Sunday 17 January 2021

2020 Review - November

 

Click on an image to see a larger version.  All images copyright Leslie Ashe.

Started the month with some black and white printing.  All A3 size - 5 images of various trips to Iceland and one of Tenaya Lake in Yosemite National Park (after Ansel Adams!).  To misquote the great man: The [digital file} is comparable to the composer's score and the print to its performance.  


Back in the mountains on a dismal foggy day, this time with the Fuji XT20.


Social distancing at lunch, hunkering down on the lee side of the wall.


It eventually cleared.  I thought the black and white treatment of this brought out the  triangles of the mountains - Doan, Binnian and Wee Binnian retreating into the distance.


Another one of the Tollymore bridges destroyed in the October storm


Tollymore in its autumn colours






And I rediscovered the remains of the church which I first came across a number of years ago but had forgotten it's location.


A stop on the way back at St Donard's Church of Ireland in Dundrum


Back to the mountains.  At the beginning of the month I started carrying the Fuji XT20 with me in the mountains but on this occasion I took it out of my rucksack at the back of the car to get at my hat and gloves and forgot to either hang it round my neck or put in back in my rucksack.  It was a shame because here was some good light and I had to resort to my phone.

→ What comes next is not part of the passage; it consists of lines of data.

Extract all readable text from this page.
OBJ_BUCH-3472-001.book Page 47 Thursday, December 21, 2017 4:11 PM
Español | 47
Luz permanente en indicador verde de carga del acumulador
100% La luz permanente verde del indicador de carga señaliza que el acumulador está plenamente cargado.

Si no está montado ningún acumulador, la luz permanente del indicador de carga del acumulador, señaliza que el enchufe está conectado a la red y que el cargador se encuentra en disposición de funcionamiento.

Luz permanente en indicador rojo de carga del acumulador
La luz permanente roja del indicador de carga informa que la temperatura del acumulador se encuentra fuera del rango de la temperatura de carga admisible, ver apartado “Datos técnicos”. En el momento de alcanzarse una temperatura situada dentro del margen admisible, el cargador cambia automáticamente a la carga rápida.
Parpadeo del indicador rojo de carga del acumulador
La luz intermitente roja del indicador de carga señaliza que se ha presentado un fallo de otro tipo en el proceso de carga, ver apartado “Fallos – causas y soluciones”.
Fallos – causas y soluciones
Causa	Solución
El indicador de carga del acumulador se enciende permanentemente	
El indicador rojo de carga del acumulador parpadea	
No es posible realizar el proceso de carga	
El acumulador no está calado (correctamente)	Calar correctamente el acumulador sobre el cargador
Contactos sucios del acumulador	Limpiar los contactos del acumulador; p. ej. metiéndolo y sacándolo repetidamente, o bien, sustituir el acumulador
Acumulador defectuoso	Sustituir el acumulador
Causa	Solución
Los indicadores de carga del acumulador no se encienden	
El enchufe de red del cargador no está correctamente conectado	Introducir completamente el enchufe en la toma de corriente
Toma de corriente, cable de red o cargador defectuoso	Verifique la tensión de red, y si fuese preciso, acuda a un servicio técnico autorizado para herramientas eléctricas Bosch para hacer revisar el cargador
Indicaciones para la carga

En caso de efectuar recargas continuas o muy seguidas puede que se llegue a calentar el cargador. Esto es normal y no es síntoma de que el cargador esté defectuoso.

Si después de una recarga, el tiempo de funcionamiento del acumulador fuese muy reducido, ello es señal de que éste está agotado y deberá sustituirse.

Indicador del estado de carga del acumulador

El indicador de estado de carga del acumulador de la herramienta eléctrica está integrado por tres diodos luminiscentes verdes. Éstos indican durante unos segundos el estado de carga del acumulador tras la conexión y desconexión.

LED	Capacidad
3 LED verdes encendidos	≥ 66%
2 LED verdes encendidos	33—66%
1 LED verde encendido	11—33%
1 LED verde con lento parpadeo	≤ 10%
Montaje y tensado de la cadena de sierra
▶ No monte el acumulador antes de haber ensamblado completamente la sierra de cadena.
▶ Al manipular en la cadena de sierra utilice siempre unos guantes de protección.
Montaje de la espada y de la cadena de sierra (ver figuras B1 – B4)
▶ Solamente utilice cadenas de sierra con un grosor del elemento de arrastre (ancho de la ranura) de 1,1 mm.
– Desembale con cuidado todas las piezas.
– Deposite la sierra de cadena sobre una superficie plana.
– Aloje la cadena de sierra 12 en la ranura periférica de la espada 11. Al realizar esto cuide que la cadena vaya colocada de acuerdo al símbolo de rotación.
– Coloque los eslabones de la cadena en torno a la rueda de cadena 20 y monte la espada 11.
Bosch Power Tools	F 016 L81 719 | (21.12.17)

The millstone on Slievenaglogh


The end of November we had another outing to the Mountains and I made sure the XT20 was packed!

This huge piece of rock was perched on smaller boulders (like a dolmen).  Was it a glacial erratic or had it fallen from the crags above? Probably the latter as it was too angular and sharp edged to have been carried there by ice.


Social distancing on the move.


Great light on Ben Crom with Doan on the right and Slieve Muck in the distance.

The crags of Cove Mountain

And finally the view back up the Annalong Valley.  The foreground looks more like the African savannah than the Mourne Mountains.